En politique, il faut toujours tenir compte des affects, des émotions autour des réformes, même les plus techniques. Aucune politique publique ne peut se réduire à une affaire de comptabilité et d’intérêts économiques bien compris. Emmanuel Macron vient d’en faire l’expérience sur la réforme des retraites, où son recul de l’âge de départ à 65 ans est très mal ressenti, au point de l’obliger à reculer (chose rare chez lui).
C’est une erreur de croire que la retraite n’est qu’une histoire d’argent, de prélèvements, de pensions, et d’équilibre. C’est aussi une question de parcours de vie, et de plus en plus de gens sont épuisés par leur vie professionnelle, et l’idée du départ à la retraite, c’est la petite lumière au bout du tunnel. Le monde professionnel est de plus en plus épuisant, même pour les jeunes (pourtant plein d’énergie et d’envies) qui montrent des réticences à y entrer. L’aspiration profonde de la société n’est plus à la réussite professionnelle et sociale, mais à la qualité de vie. Ceux qui veulent « décrocher », ce n’est pas pour ne rien faire, bien au contraire, mais pour pouvoir mener des projets qui leur plaisent vraiment, qui leur semblent réellement utiles, sans le stress et la pression des résultats et des deadlines, dans un lieu choisi.
Tous réaliseront ce grand décrochage, au plus tard le jour de leur départ en retraite, quand leur revenu financier ne dépendra plus de leur activité. Toucher à ce seuil symbolique est à haut risque politique, car il percute une aspiration profonde à souffler, dans une société fatiguée, si ce n’est épuisée. Pour beaucoup, la question financière (montant de la pension) est une variable secondaire, à laquelle ils peuvent se préparer, avec des investissements pour un complément financier, ou des choix de vie intégrant un train de vie moins dispendieux. Mais pas question de retarder le moment de la libération… y compris chez les marcheurs les plus endurcis !
6 réponses sur « Macron, les retraites et l’humain »
Pas sûr que le sujet des retraites touchent particulièrement les jeunes qui se sont beaucoup abstenus et qui risquent de beaucoup d’abstenir de nouveau. La perspective de la retraite est considérée comme inateignable par les gens de 30 ans et moins (dans ma bulle personnelle au moins) et est également touchée par l’horizon climatique qui leur fait craindre de ne pas survivre suffisament longtemps pour y prétendre. Il y a là une fracture générationnelle importante.
Ceux qui sont vraiment « concernés » par ce sujet de l’age de départ à la retraite, c’est le 45-60 ans. En revanche, le constat du changement sociétal de l’attitude face au « travail » et au monde professionnel se retrouve partout, y compris chez les jeunes, qui sont massivement réticent à ce qu’on leur propose, si la qualité de vie n’est pas au rendez-vous.

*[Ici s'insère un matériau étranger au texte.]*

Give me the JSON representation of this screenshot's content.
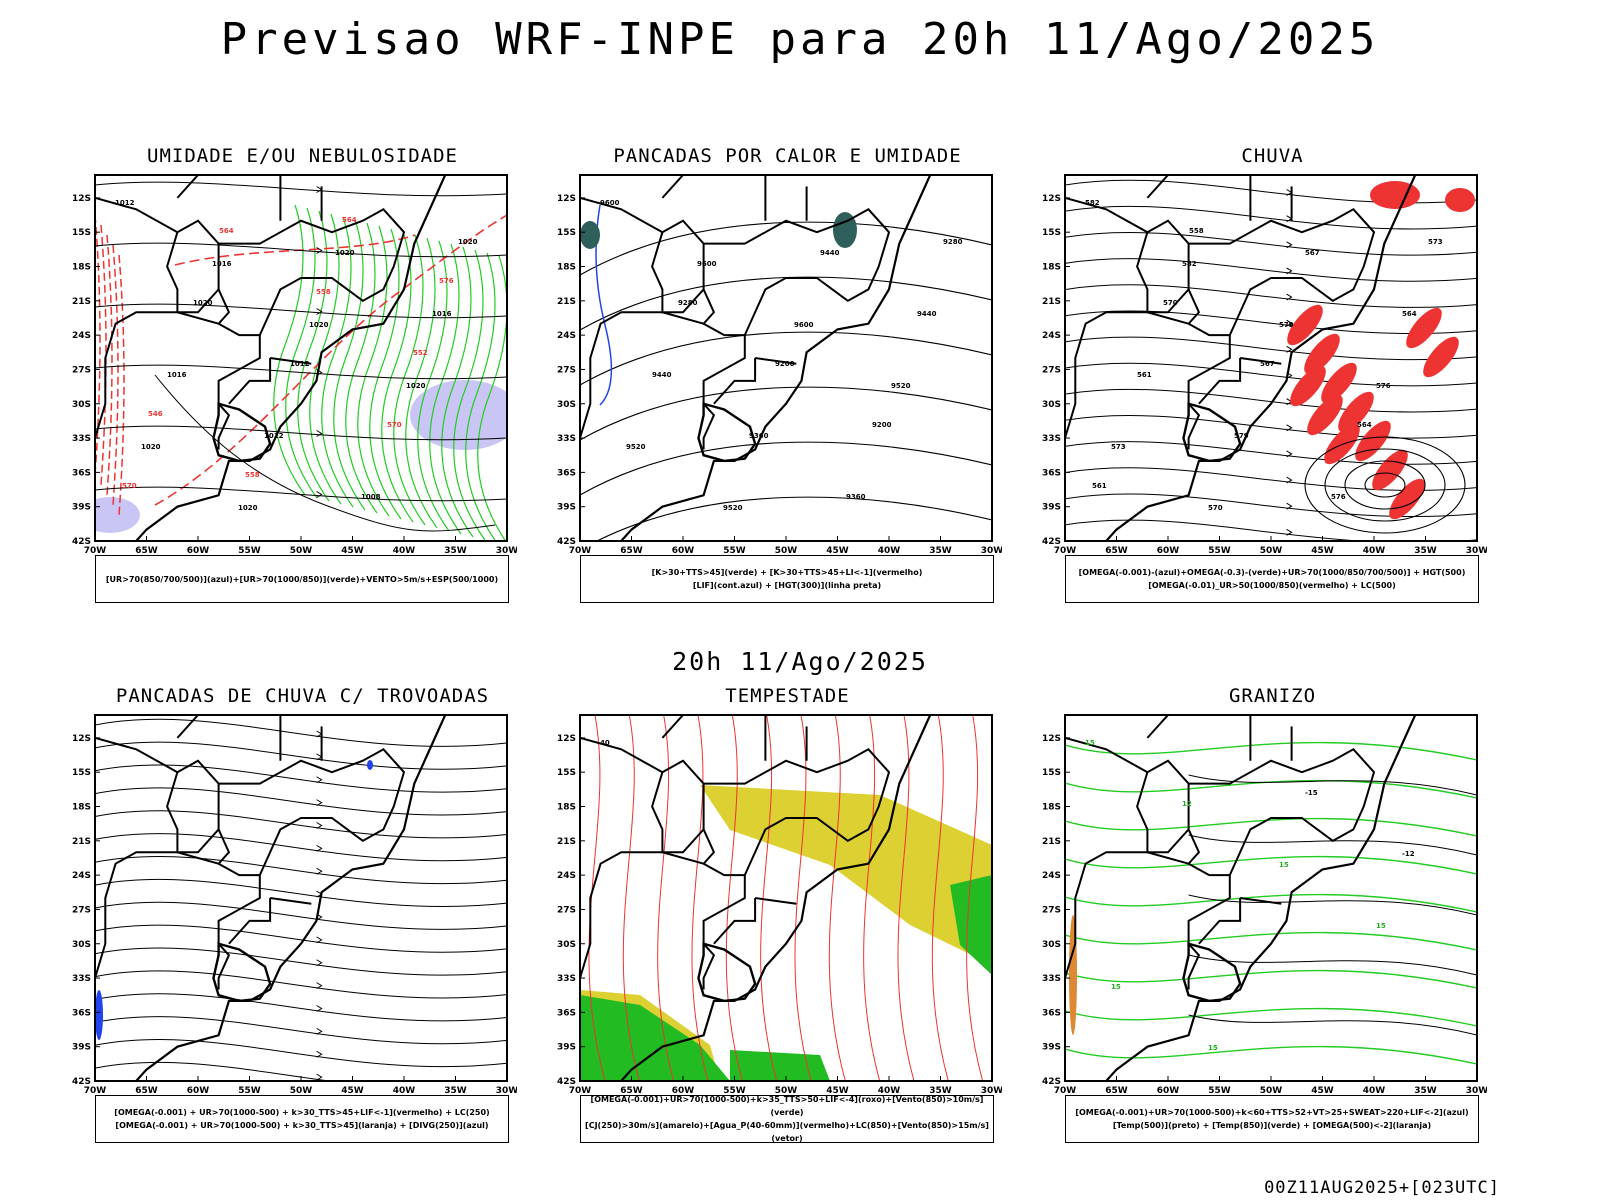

Et pourtant je subis la retraite de mes parents acquise et calculé en des temps économiques bien plus favorable. Je devrais imposer cela aussi à mes enfants ?

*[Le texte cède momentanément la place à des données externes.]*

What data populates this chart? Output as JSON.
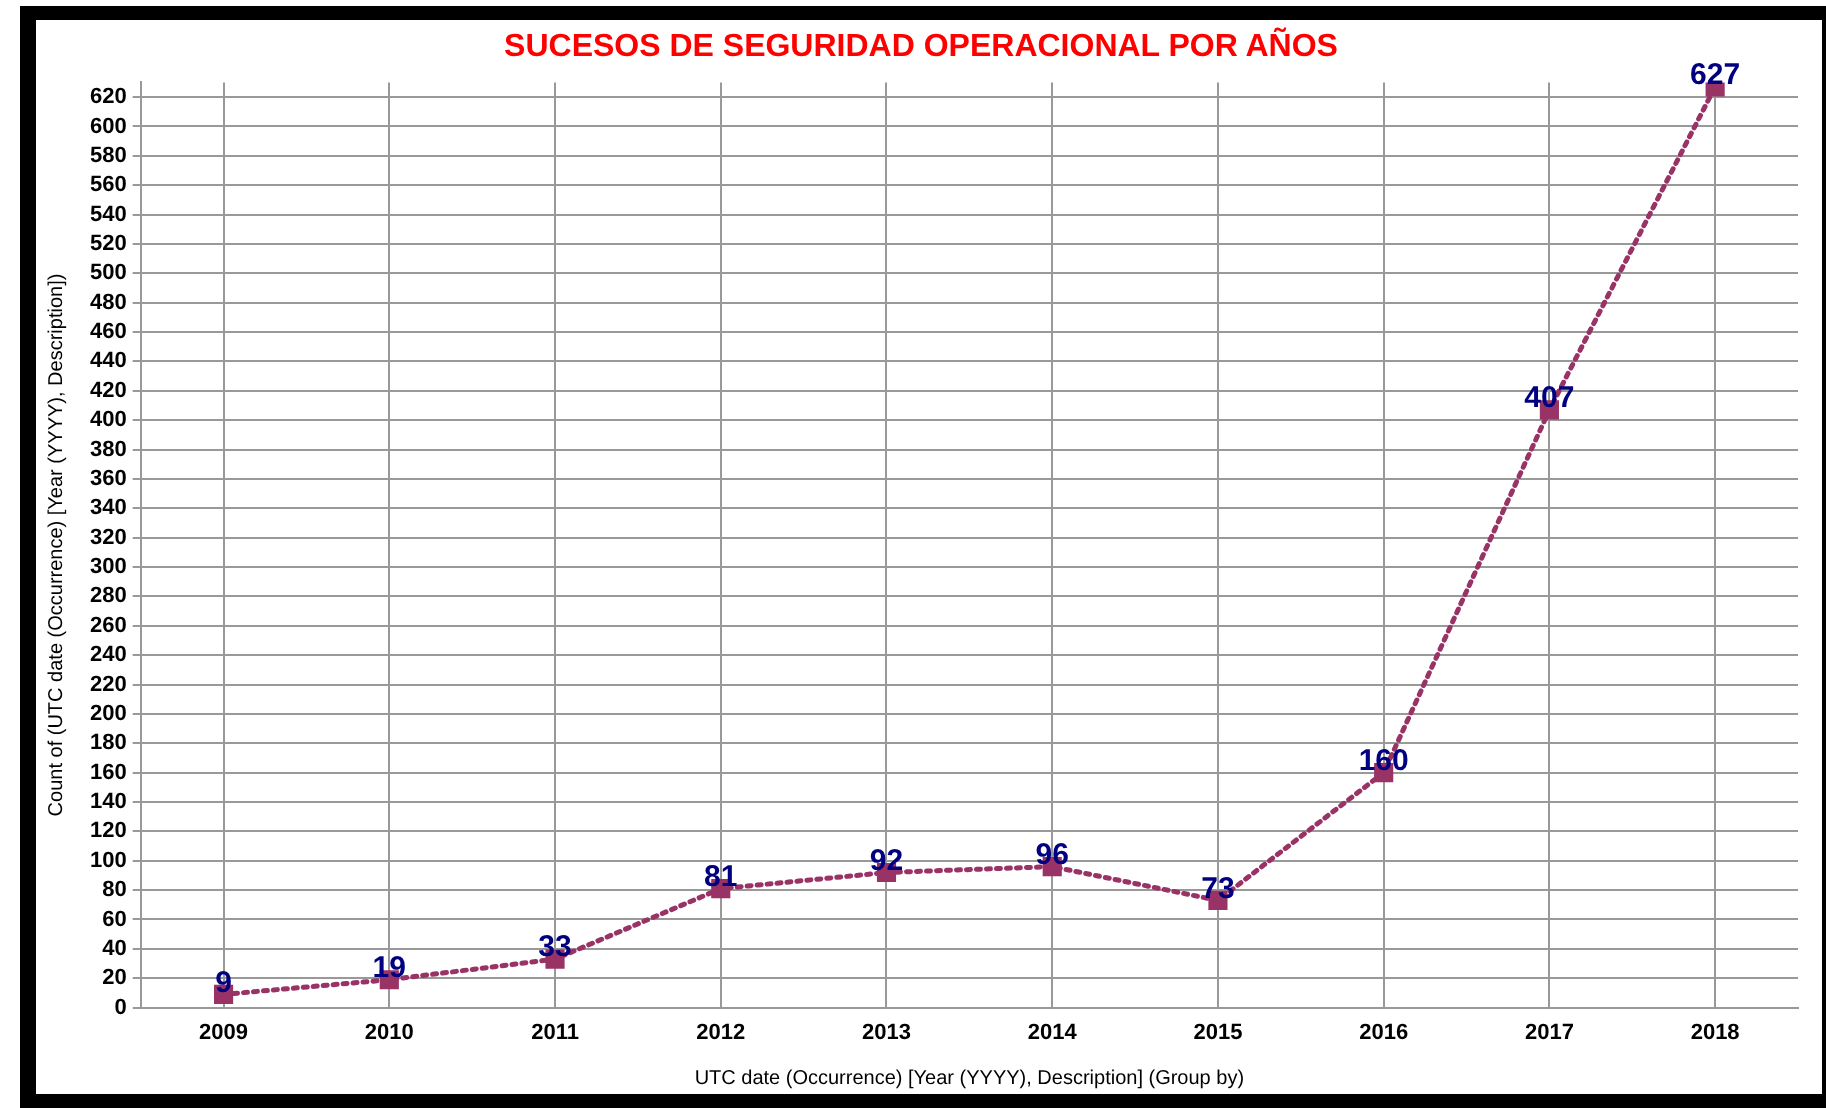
{
  "chart_data": {
    "type": "line",
    "title": "SUCESOS DE SEGURIDAD OPERACIONAL POR AÑOS",
    "xlabel": "UTC date (Occurrence) [Year (YYYY), Description] (Group by)",
    "ylabel": "Count of (UTC date (Occurrence) [Year (YYYY), Description])",
    "categories": [
      "2009",
      "2010",
      "2011",
      "2012",
      "2013",
      "2014",
      "2015",
      "2016",
      "2017",
      "2018"
    ],
    "series": [
      {
        "color": "#993366",
        "values": [
          9,
          19,
          33,
          81,
          92,
          96,
          73,
          160,
          407,
          627
        ]
      }
    ],
    "ylim": [
      0,
      630
    ],
    "yticks": [
      0,
      20,
      40,
      60,
      80,
      100,
      120,
      140,
      160,
      180,
      200,
      220,
      240,
      260,
      280,
      300,
      320,
      340,
      360,
      380,
      400,
      420,
      440,
      460,
      480,
      500,
      520,
      540,
      560,
      580,
      600,
      620
    ],
    "grid": true,
    "legend": false,
    "marker": "square",
    "line_style": "dotted",
    "data_labels": true
  }
}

Il existe des mécanismes de redistribution entre retraités et aisés et leurs enfants et petits-enfants. Mais le sujet n’est pas là. L’idée de ce billet, c’est que l’âge du départ à la retraite, c’est le marqueur symbolique d’une forme de libération d’un monde professionnel de plus en plus « aliénant » (pour parler marxiste) et mal vécu.
Intéressant, et je pense profondément exact.
Il reste un impensé toutefois : le report de l’âge de la retraite ne concerne que ceux qui ne sont pas encore retraité, et sanctuarise les retraites relativement luxueuses de ceux nés avant 1960. Lesquels ont d’ailleurs voté Macron avec enthousiasme.
En ces temps de crise climatique, la solutions est forcément verte. Soleil Vert ?
Pour avoir une idée de l’état d’épuisement physique des professionnels en fin de carrière, surtout sur des postes avec des motifs qui ne sont pas toujours considérés comme « pénibles » (port de charges lourdes <15kg). Il faudrait regarder précisément les temps d'arrêt moyen au delà de 55 ans, et le nombre d'employés déclarés inaptes de 55 à 65ans. Sans solution à ces sujets, le décalage de l'age ne fera qu'augmenter mécaniquement le nombre d'arrêt ou d'inaptitudes prononcées.
Par contre je ne dirais pas qu'il a reculé, il n'a fait que des déclarations creuses sur le sujet. Et quand Macron se dit "prêt à discuter" on sait à quoi s'attendre : réforme du lycée, grand débat, convention climat… des concertations qui font le buzz et un programme prévu à l'avance déroulé comme un bulldozer sans en tenir compte.